Fr. D’Souza spoke with CNA ahead of the seminar, which was held Sept. 22 at St. Peter's parish in the Bandra neighborhood of Mumbai.
“We thought of training priests and our community of lay people,” he explained, “leading them to an awareness and a cognitive revival of Christian art in India.”
The seminar, which featured a talk by Swati Chandgadkar, an Indian expert on the restoration of stained glass, highlighted the Catholic Church's role in being a patron of art and the historical and cultural patrimony of mankind.
Stained glass was brought to India by Portuguese missionaries, and Chandgadkar is involved in restoring the windows of one missionary parish, Our Lady of Glory, in Mumbai's Byculla neighborhood.
Fr. D'Souza said that it is currently of paramount pastoral importance to protect the historical Catholic parishes, monumental churches which today are “bafflingly exchanged” for churches with cheap, shiny fiber or glass-colored art, which are chosen for their brightness and economical value.
This exchange, he said, is a “threat to sacred art” and is “destroying our cultural patrimony and heritage.”

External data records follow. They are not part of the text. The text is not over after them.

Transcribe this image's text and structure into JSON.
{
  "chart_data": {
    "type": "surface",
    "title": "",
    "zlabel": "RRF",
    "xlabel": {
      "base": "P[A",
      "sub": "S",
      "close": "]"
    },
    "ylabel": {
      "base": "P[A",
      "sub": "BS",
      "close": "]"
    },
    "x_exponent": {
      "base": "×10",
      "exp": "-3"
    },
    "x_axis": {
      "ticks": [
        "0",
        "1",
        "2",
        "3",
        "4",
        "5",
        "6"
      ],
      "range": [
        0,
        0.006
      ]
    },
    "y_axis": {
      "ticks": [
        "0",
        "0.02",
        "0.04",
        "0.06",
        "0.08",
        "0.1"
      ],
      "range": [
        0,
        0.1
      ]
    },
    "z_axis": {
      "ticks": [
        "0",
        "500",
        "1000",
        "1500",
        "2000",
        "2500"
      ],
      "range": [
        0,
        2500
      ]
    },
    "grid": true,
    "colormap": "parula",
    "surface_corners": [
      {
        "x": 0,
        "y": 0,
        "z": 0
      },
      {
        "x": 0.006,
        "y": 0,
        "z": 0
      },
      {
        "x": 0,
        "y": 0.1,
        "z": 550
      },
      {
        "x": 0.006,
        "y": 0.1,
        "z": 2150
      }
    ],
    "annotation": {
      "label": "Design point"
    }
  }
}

The seminar, he said, was to make “our priests and laity aware of the importance of stained glass art,” because although “there are many Indo-Portuguese churches, we lack experts in this field in India.”It is hoped that the seminar will help to reverse a trend of renovating parishes without regard for the heritage, historical value, and beauty of the original structure and art.
In 2011, Cardinal Oswald Gracias, Archbishop of Bombay, opened a Museum of Christian Art, containing artifacts from the Christian history of the area, dating back to the first century. Fr. D'Souza related that Cardinal Paul Poupard, president emeritus of the Pontifical Councils for Interreligious Dialogue and for Culture, had visited the museum and was impressed by the history of the Church in India.
Cardinal Gracias' decision to open the museum was inspired in part by a 1997 message of Blessed John Paul II, who said that “from archeological sites to the most modern expressions of Christian art, contemporary man must be able to re-read the Church's history, and thus be helped to recognize the mysterious fascination of God's saving plan.”
The late Roman Pontiff had himself established a group in 1989 to help make both clergy and laity more aware of the importance and the necessity of preserving the Church’s vast historic resources, entitled the Commission for the Preservation of the Artistic and Historical Patrimony of the Church.